Ia melihat seorang lelaki keluar dari dalam rumahnya, bajunya tipis, dan ia memakai penutup kepala untuk melindungi dari terik matahari. Lelaki tua itu membawa kapak dan berjalan ke samping rumahnya. Tumpukan-tumpukan kayu menggunung tinggi dan balok kayu yang telah di potong berserakan di tanah. Ia terlihat sangat kerepotan. Ana berjalan perlahan-lahan mendekatinya.
"Maaf, apakah anda -" belum selesai ia berbicara, lelaki itu berpaling ke arahnya dengan cepat dan membentak.
"Maaf, maaf! Tidak lihat aku sedang kerja!" ujar lelaki itu marah. Ia mengacungkan kapaknya ke arah Ana. Ana terkejut dan mundur beberapa langkah. Lelaki itu menaki-maki marah kemudian berpaling kembali ke pekerjaannya. Ana terpaku sejenak dan berdecak kesal.

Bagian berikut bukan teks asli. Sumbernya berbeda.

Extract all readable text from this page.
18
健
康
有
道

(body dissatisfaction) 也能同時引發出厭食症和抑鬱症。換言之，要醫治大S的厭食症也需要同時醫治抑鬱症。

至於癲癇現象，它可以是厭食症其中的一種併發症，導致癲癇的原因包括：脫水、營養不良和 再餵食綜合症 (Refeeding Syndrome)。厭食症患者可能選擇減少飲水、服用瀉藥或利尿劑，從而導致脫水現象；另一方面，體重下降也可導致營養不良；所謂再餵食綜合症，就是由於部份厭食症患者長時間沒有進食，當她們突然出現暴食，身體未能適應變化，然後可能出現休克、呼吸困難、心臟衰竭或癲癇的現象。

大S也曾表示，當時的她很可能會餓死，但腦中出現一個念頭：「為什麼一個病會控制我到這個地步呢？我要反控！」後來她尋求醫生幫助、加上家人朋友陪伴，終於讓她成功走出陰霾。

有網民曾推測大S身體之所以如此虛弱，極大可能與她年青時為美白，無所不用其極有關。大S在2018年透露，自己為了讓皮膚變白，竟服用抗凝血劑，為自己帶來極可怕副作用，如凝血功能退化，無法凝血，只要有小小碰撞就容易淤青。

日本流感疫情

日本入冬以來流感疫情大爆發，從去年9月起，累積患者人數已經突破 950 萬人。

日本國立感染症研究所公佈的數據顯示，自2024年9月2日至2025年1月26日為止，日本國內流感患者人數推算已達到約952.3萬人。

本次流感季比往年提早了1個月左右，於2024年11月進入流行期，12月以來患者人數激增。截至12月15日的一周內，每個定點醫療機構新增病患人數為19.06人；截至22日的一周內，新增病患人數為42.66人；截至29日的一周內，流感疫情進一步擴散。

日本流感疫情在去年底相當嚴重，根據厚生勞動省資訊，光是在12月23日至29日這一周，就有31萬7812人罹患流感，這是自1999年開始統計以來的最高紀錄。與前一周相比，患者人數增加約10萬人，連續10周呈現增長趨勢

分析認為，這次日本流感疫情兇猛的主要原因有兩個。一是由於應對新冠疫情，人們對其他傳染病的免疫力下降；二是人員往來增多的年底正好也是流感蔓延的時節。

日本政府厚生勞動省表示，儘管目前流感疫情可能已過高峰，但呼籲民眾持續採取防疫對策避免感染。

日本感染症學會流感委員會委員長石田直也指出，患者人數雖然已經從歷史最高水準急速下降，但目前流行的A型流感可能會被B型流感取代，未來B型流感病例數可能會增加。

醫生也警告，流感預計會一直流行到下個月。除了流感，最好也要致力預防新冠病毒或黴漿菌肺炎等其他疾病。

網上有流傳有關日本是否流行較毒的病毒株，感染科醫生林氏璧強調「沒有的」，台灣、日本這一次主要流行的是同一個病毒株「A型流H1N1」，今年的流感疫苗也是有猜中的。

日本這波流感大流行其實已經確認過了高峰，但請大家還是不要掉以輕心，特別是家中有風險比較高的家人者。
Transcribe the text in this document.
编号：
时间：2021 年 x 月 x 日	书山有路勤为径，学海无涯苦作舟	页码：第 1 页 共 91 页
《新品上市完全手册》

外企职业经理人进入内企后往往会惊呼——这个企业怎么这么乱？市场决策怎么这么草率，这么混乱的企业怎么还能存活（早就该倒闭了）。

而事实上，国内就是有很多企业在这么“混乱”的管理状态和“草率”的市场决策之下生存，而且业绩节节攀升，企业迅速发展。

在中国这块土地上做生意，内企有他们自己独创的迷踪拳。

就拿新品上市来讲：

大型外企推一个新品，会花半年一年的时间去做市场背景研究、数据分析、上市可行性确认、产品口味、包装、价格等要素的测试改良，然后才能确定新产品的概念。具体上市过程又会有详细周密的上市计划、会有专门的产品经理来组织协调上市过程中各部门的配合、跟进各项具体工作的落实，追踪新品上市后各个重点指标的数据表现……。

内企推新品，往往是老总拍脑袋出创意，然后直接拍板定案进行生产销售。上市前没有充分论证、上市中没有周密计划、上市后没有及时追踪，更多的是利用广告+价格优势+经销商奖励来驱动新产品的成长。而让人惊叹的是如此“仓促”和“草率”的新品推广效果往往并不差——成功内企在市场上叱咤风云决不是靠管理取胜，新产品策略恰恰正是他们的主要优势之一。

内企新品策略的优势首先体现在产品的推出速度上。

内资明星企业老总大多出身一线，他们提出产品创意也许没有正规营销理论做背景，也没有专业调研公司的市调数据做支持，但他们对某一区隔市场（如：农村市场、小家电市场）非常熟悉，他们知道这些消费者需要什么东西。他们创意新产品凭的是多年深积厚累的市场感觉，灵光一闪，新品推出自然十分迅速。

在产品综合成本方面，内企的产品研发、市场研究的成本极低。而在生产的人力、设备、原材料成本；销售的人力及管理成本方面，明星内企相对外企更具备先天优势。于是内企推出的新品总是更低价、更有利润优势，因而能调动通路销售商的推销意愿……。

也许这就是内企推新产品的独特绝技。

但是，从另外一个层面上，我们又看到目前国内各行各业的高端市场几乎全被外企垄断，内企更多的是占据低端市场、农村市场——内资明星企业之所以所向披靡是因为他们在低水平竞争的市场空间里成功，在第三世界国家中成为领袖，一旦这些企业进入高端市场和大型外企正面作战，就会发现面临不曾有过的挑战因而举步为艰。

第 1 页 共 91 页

"Aku kan hanya bertanya, harusnya tidak perlu marah," gerutu Ana perlahan.
Ia kembali menyusuri jalan itu dan melihat ke sekeliling. Pandanganya terhenti di sebuah sumur yang besar di sudut jalan. Seorang ibu sedang menimba air dengan kesusahan. Ana yang melihatnya berjalan menuju ke arahnya. Ia akan mengisi botol air minumnya. Sang ibu yang melihat Ana berjalan ke arahnya mendengus kesal dan berujar dengan ketus.
"Siapa kau? sedang apa kau ke sini?"
"Aku mau mengambil air. Ibu terlihat sedang kesusahan, mari aku bantu mengambil airnya."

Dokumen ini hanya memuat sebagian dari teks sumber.